Survivors see this resistance as a dismissal of their lived realities, deepening mistrust in government systems.
The Symbolism of 62 Femicides in One Year
Statistics tell part of the story:
62 women and girls were killed in Ontario in 2024 due to intimate partner or family violence.
Many of these cases involved repeat offenders with known histories of abuse.
Several victims had previously sought help from police or courts but fell through systemic cracks.
The number underscores that IPV is not an isolated problem — it is widespread, deadly, and preventable with the right interventions.
The Path Forward: What Advocates Want
Formal Epidemic Declaration
A symbolic but powerful first step that would align Ontario with municipalities and advocacy groups already recognizing the crisis.Full Renfrew Recommendations
Implementation of all 86 coroner’s inquest recommendations, from improved survivor services to stronger offender accountability.Sustained, Predictable Funding
Shelters and crisis lines need multi-year funding commitments to expand capacity and plan services, not piecemeal grants.Judicial and Police Reform
Training and accountability mechanisms to ensure survivors are believed, protected, and prioritized.Community Awareness Campaigns
Provincial investment in education to break stigma and encourage survivors to seek help early.
Conclusion
The open letter of December 6, 2024, was more than a petition — it was a province-wide call to action. By uniting over 100 organizations and invoking the symbolism of the National Day of Remembrance, advocates made it clear: Ontario cannot continue to downplay intimate partner violence.
Until the province formally declares IPV an epidemic and invests in systemic reform, survivors and communities will continue to pay the price. The letter’s message is unambiguous: survivors will not remain silent, and advocates will not stop pressing for change.
FAQs
1. When was the open letter to Ontario released?

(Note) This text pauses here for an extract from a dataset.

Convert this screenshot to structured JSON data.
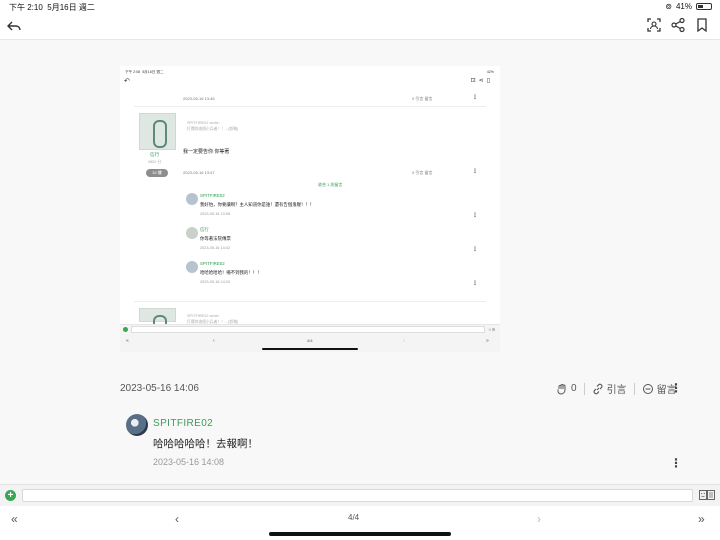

On December 6, 2024, the National Day of Remembrance and Action on Violence Against Women.
2. How many organizations signed the letter?
Over 100 organizations across Ontario, including shelters, legal clinics, healthcare providers, and advocacy groups.
3. What was the main demand?
That Ontario declare intimate partner violence an epidemic.
4. How many femicides occurred in Ontario in 2024?
62 femicides, many linked to intimate partner violence.
5. What recommendations are being referenced?
The Renfrew County Inquest recommendations (2022), which outlined 86 systemic reforms to prevent IPV-related deaths.